3. Who’s raising alarms — nursing, public health, universities
National nursing organizations and higher‑education groups are vocally opposed. The American Association of Colleges of Nursing and other nursing advocates have launched petitions and public comment campaigns arguing that excluding post‑baccalaureate nursing undermines parity across health professions and will harm workforce pipelines [8] [3]. ASPPH (public‑health schools) warned that excluding MPH and DrPH programs will restrict student access to higher federal loan limits and weaken the public‑health workforce [4]. Leading research universities also flagged the proposal as a threat to access to professional‑degree programs tied to H.R.1 loan limits [5].
4. Financial mechanics at stake — loan limits and program eligibility
Under the One Big Beautiful Bill Act (OBBBA) implementation, only programs designated “professional” can access higher annual borrowing caps (for example, an expanded $50,000 annual limit has been discussed in advocacy pieces), and reclassifying many graduate programs would reduce the number of students eligible for those higher caps or for former Grad PLUS coverage, shifting how students borrow and repay [3] [2]. New America notes that while the definition is clearer, other regulatory tests in the Department’s multi‑part framework mean fewer students will actually qualify in practice [2].
5. Confusion in public conversation — social posts vs. official text
Much of the online circulation is a mixture of direct summaries, reposted lists and commentary; several widely shared lists appear to be derived from negotiated‑rulemaking drafts rather than a single official, final Department list [1] [7]. Some posts conflate Department of Education action with earlier Department of Labor classification changes, which has caused additional confusion in social threads [7]. Rights News Time and local outlets reinforce that healthcare and education programs are the most affected in public discussion [9] [10].

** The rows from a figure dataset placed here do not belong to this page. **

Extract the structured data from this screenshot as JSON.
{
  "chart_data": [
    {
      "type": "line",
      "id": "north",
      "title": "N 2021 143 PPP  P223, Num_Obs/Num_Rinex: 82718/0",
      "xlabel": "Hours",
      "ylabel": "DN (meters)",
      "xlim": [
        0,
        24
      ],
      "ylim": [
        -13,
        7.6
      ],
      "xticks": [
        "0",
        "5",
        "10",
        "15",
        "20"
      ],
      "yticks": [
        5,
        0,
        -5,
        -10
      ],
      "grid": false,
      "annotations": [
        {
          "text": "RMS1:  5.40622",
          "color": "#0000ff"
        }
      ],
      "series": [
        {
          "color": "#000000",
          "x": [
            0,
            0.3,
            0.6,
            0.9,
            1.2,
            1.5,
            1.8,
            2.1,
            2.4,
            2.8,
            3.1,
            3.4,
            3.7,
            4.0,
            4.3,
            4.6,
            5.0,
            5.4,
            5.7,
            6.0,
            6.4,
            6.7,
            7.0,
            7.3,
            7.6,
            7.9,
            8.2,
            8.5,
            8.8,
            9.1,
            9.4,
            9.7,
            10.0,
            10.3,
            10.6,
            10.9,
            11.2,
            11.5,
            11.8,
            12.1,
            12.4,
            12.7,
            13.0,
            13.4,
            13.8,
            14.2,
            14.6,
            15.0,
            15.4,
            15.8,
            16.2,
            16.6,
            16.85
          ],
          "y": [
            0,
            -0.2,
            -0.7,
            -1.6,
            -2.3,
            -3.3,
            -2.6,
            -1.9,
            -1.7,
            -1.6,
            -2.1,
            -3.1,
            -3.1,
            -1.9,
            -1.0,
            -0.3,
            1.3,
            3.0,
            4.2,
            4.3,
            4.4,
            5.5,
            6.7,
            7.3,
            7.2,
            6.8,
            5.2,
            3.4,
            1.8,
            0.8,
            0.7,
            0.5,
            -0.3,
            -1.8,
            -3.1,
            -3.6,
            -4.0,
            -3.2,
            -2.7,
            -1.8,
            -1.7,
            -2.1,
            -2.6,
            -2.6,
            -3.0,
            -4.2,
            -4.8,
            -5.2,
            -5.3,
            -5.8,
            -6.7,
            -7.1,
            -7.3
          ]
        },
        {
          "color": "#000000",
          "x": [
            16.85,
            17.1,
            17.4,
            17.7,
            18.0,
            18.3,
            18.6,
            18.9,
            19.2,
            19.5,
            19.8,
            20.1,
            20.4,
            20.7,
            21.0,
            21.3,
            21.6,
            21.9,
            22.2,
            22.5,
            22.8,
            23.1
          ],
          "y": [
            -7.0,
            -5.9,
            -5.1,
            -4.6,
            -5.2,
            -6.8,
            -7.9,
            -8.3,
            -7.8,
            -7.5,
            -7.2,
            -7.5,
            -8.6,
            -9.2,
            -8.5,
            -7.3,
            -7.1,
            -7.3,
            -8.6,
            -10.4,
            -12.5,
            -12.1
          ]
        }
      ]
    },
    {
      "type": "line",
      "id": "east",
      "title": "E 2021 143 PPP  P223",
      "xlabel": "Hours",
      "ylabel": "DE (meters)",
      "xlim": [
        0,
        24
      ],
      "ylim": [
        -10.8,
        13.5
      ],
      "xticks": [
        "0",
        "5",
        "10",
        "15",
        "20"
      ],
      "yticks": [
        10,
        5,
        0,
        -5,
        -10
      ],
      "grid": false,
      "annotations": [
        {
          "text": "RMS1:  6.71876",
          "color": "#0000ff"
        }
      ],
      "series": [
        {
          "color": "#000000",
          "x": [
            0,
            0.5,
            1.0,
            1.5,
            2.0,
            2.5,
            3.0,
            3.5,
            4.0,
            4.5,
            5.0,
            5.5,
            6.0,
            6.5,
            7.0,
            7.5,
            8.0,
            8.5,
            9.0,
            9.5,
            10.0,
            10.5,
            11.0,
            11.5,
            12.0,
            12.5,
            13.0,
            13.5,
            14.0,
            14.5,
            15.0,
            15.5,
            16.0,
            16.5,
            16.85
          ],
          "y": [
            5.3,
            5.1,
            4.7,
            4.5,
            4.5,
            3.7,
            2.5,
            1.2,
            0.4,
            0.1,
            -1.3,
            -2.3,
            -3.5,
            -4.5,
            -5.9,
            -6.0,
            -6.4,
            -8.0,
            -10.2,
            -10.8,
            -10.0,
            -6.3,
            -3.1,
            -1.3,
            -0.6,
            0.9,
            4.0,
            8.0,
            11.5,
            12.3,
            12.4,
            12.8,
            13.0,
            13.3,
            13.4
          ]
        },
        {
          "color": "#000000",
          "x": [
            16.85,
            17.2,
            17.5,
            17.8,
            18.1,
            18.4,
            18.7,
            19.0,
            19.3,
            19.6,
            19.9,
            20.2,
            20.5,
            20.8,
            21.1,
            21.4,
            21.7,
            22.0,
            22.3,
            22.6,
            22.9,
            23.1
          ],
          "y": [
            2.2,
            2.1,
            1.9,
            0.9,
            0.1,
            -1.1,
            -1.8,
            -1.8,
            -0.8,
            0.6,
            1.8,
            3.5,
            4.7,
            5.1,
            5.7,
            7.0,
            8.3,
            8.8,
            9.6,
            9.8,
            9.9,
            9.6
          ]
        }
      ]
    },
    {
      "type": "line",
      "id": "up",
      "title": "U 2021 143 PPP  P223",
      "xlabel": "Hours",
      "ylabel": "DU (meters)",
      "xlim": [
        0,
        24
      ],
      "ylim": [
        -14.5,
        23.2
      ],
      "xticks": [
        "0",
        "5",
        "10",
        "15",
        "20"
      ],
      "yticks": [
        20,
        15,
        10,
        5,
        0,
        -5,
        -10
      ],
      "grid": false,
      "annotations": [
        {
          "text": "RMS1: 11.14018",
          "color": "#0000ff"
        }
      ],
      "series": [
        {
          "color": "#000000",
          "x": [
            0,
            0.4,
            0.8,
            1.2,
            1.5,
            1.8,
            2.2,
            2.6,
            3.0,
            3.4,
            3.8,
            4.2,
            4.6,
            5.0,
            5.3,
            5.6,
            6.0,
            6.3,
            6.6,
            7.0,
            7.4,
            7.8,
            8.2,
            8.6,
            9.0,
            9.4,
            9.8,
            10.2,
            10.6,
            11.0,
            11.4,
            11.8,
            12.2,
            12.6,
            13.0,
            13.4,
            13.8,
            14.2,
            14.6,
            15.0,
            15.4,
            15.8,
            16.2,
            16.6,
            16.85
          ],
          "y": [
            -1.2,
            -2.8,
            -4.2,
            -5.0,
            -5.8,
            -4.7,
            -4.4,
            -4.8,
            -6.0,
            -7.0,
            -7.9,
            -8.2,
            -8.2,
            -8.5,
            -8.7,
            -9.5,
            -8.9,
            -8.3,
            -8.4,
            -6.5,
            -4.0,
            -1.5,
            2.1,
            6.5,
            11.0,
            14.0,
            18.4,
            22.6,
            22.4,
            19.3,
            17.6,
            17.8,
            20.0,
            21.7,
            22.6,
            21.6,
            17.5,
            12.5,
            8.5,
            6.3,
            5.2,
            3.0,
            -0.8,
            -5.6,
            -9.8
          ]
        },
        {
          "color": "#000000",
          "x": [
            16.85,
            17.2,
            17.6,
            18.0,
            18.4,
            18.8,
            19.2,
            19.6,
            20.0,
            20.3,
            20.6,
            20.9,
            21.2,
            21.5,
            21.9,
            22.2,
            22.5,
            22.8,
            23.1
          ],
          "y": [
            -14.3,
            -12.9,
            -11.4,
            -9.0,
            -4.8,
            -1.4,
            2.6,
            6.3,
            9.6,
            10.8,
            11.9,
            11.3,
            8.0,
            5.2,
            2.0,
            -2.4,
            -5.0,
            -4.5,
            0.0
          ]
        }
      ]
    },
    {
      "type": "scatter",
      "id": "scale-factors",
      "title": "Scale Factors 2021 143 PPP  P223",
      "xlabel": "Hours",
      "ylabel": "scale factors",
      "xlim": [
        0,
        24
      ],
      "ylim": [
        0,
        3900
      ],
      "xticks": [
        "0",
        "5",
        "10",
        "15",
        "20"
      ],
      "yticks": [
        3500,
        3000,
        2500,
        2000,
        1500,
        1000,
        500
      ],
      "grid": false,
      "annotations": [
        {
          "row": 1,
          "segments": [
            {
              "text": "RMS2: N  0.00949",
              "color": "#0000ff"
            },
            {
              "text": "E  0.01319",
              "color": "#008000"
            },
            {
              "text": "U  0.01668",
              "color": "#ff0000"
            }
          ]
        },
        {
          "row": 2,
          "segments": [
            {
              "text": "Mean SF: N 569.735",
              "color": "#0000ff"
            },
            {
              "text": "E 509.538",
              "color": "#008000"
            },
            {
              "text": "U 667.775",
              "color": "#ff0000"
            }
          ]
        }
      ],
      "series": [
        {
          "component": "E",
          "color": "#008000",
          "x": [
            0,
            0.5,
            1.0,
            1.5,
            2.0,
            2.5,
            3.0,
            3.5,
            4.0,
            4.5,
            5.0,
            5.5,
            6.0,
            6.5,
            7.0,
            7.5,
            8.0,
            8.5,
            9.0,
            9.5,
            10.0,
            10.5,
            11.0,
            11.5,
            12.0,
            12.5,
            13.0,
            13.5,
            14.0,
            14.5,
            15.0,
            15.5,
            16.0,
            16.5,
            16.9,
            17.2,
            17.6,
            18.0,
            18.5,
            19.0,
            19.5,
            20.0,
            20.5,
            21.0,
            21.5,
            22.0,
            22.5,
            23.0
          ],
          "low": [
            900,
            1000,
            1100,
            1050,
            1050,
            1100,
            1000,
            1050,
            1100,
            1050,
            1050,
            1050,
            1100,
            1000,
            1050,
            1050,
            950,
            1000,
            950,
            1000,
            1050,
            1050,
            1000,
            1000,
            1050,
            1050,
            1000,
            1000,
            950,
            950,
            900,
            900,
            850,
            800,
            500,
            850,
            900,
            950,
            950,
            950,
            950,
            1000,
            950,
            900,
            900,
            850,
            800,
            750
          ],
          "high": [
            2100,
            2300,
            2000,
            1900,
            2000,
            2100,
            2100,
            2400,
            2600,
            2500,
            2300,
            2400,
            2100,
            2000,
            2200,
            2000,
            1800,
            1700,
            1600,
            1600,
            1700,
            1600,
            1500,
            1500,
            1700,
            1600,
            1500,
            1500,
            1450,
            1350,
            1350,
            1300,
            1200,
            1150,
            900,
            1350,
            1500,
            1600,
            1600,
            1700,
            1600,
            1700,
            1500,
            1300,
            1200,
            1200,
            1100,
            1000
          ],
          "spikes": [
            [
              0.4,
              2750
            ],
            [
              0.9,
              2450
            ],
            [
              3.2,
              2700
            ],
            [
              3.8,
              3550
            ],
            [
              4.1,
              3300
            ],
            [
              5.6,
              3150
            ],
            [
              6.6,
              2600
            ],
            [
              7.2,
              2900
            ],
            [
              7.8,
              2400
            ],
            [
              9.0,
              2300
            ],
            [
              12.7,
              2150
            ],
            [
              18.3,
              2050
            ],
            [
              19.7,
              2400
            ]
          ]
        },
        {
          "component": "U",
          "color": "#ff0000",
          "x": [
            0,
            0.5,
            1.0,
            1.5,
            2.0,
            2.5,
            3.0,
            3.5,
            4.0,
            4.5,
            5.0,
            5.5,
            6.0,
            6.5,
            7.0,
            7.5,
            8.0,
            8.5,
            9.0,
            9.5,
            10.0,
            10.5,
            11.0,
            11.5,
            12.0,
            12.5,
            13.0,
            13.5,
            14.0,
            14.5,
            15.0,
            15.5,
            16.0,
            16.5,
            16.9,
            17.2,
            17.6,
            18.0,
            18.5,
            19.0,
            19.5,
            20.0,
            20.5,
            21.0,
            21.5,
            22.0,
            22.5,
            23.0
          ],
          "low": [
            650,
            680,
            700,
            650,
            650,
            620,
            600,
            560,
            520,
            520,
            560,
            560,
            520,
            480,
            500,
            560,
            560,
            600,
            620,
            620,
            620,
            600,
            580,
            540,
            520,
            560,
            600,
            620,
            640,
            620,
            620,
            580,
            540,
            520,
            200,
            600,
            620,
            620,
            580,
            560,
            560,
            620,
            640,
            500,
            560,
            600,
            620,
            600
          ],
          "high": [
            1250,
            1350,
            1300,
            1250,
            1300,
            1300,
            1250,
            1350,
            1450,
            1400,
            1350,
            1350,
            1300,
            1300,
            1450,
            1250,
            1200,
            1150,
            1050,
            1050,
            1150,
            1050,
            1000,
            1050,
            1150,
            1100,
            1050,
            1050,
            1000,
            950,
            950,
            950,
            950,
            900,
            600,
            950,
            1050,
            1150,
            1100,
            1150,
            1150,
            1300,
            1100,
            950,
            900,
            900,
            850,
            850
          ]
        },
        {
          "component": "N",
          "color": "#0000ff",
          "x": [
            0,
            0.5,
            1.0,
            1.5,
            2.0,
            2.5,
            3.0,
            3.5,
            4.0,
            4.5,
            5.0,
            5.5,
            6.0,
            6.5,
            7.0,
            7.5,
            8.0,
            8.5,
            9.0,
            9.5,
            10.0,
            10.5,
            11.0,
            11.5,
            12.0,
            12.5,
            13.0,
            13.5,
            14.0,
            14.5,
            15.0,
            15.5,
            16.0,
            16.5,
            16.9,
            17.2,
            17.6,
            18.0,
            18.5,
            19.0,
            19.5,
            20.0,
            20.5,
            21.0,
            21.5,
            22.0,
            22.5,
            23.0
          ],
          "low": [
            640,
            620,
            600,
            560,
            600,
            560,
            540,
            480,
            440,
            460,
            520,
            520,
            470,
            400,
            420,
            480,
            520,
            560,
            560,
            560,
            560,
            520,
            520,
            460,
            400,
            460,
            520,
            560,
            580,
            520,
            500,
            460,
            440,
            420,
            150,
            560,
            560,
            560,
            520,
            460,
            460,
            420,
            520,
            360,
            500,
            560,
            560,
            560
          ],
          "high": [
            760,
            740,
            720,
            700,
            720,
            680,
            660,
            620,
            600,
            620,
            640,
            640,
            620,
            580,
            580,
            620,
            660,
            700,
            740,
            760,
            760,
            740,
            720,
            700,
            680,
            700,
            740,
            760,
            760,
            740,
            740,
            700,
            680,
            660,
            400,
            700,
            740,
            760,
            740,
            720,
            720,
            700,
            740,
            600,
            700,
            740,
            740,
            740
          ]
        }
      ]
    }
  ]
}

6. Limitations and next steps — what reporting does and does not show
Available reporting establishes the scope of the negotiated‑rulemaking draft and the main fields involved, but does not provide a single, definitive, Department‑issued master list in these sources; much of the degree enumeration comes from social reposts, stakeholder summaries and synthesis pieces [1] [6] [7]. The Department expected to issue a Notice of Proposed Rulemaking that would open an official public comment period — that formal NPRM would be the place to find the Department’s final language and any authoritative list [4] [2]. Sources do not mention a finalized, Department‑published checklist in the provided material [1] [2].
7. What to watch and how stakeholders are responding
Expect continued public comment and advocacy from nursing and public‑health organizations, university groups signaling potential litigation or policy pushback, and clarifying guidance from the Department when the NPRM is posted; stakeholders are already submitting opposition comments urging retention of advanced nursing and allied‑health programs within the professional category [3] [11] [5]. If you rely on this for personal planning, follow the Department’s forthcoming NPRM and formal guidance rather than only social reposts [2] [4].